La cometa è stata scoperta dagli astronomi Pedro Bernardinelli e Gary Bernstein utilizzando immagini d'archivio provenienti da ricerche sull'energia oscura presso l'Osservatorio interamericano Cerro Tololo in Cile. La cometa è stata scoperta per la prima volta nel novembre 2010, quindi si trovava a una distanza di 4,8 miliardi di chilometri dal Sole. Successivamente, il telescopio Hubble e altri telescopi furono diretti verso di esso.
Riparare visivamente la cometa si è rivelato un compito difficile anche per Hubble. La difficoltà deriva dal fatto che il nucleo esterno solido di una cometa differisce poco dall'enorme strato di polvere che lo circonda.

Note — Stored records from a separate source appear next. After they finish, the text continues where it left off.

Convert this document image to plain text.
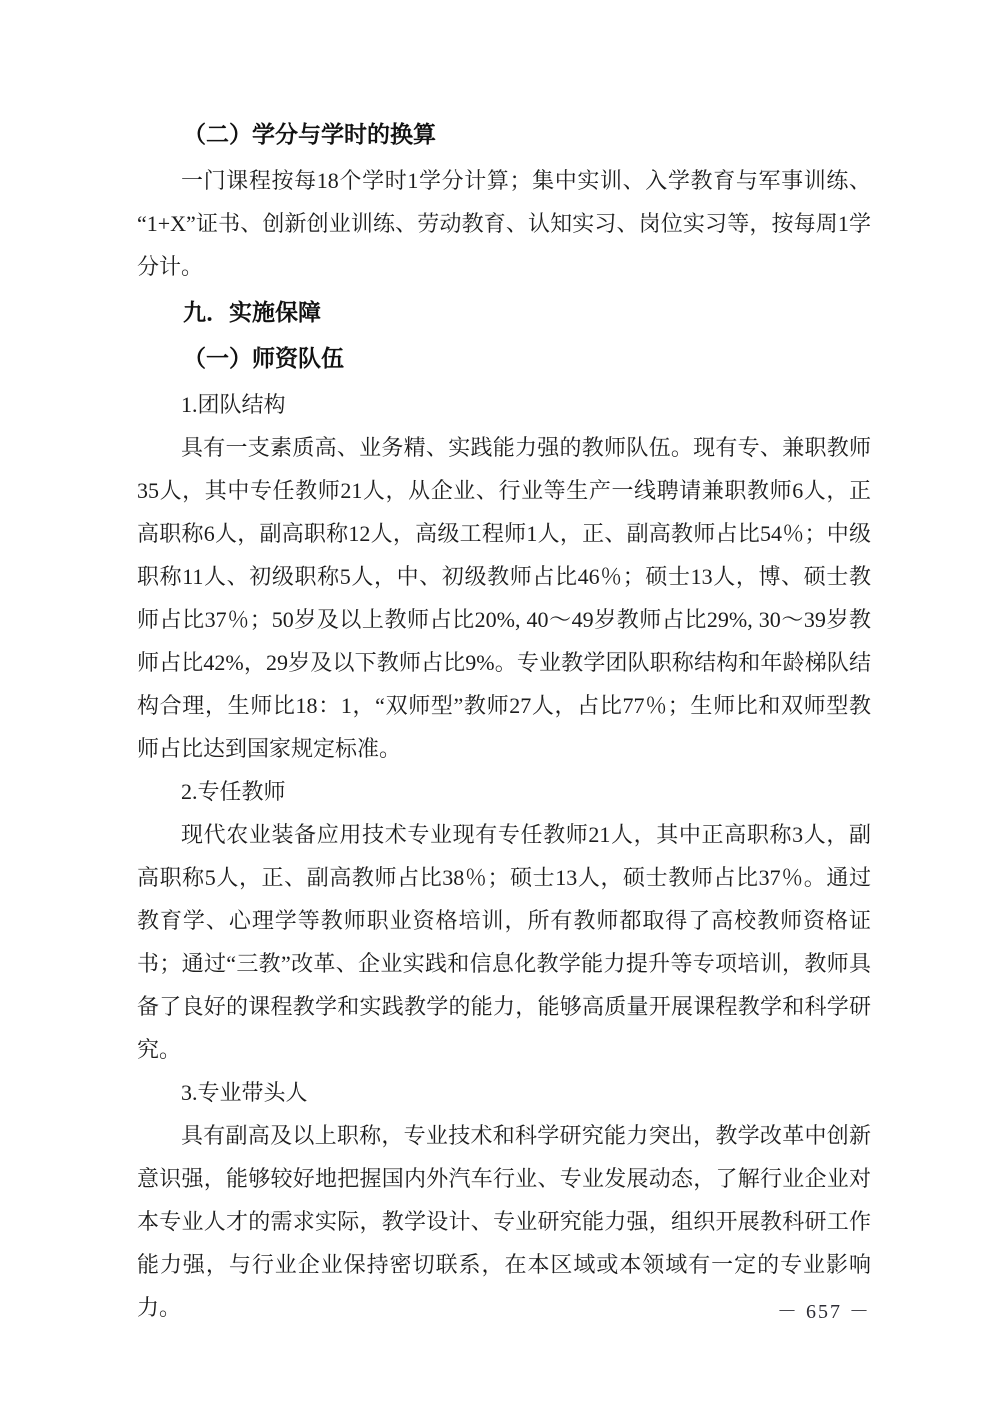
（二）学分与学时的换算
一门课程按每18个学时1学分计算；集中实训、入学教育与军事训练、“1+X”证书、创新创业训练、劳动教育、认知实习、岗位实习等，按每周1学分计。
九．实施保障
（一）师资队伍
1.团队结构
具有一支素质高、业务精、实践能力强的教师队伍。现有专、兼职教师35人，其中专任教师21人，从企业、行业等生产一线聘请兼职教师6人，正高职称6人，副高职称12人，高级工程师1人，正、副高教师占比54％；中级职称11人、初级职称5人，中、初级教师占比46％；硕士13人，博、硕士教师占比37％；50岁及以上教师占比20%, 40～49岁教师占比29%, 30～39岁教师占比42%，29岁及以下教师占比9%。专业教学团队职称结构和年龄梯队结构合理，生师比18：1，“双师型”教师27人，占比77％；生师比和双师型教师占比达到国家规定标准。
2.专任教师
现代农业装备应用技术专业现有专任教师21人，其中正高职称3人，副高职称5人，正、副高教师占比38％；硕士13人，硕士教师占比37％。通过教育学、心理学等教师职业资格培训，所有教师都取得了高校教师资格证书；通过“三教”改革、企业实践和信息化教学能力提升等专项培训，教师具备了良好的课程教学和实践教学的能力，能够高质量开展课程教学和科学研究。
3.专业带头人
具有副高及以上职称，专业技术和科学研究能力突出，教学改革中创新意识强，能够较好地把握国内外汽车行业、专业发展动态，了解行业企业对本专业人才的需求实际，教学设计、专业研究能力强，组织开展教科研工作能力强，与行业企业保持密切联系，在本区域或本领域有一定的专业影响力。	－ 657 －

La cometa pesante scoperta C/2014 UN271 (Bernardinelli-Bernstein) vola verso il Sole da più di un milione di anni. Si ritiene che la cometa abbia avuto origine nella nuvola di Oort. In quest'area, secondo le ipotesi, ci sono molte comete di lungo periodo.
La navicella spaziale Voyager della NASA non raggiungerà la Nube di Oort per altri 300 anni e potrebbe volerci dieci volte di più per attraversarla. Le comete nella presunta Nube di Oort si sono formate più vicino al Sole ma sono state respinte nel sistema solare esterno miliardi di anni fa dalla forza gravitazionale.
Questa galassia è Seyfert, cioè ha un nucleo estremamente attivo che rilascia enormi flussi di energia. Al centro di tali galassie ci sono buchi neri supermassicci che accrescono materiali cosmici ed emettono quantità significative di radiazioni.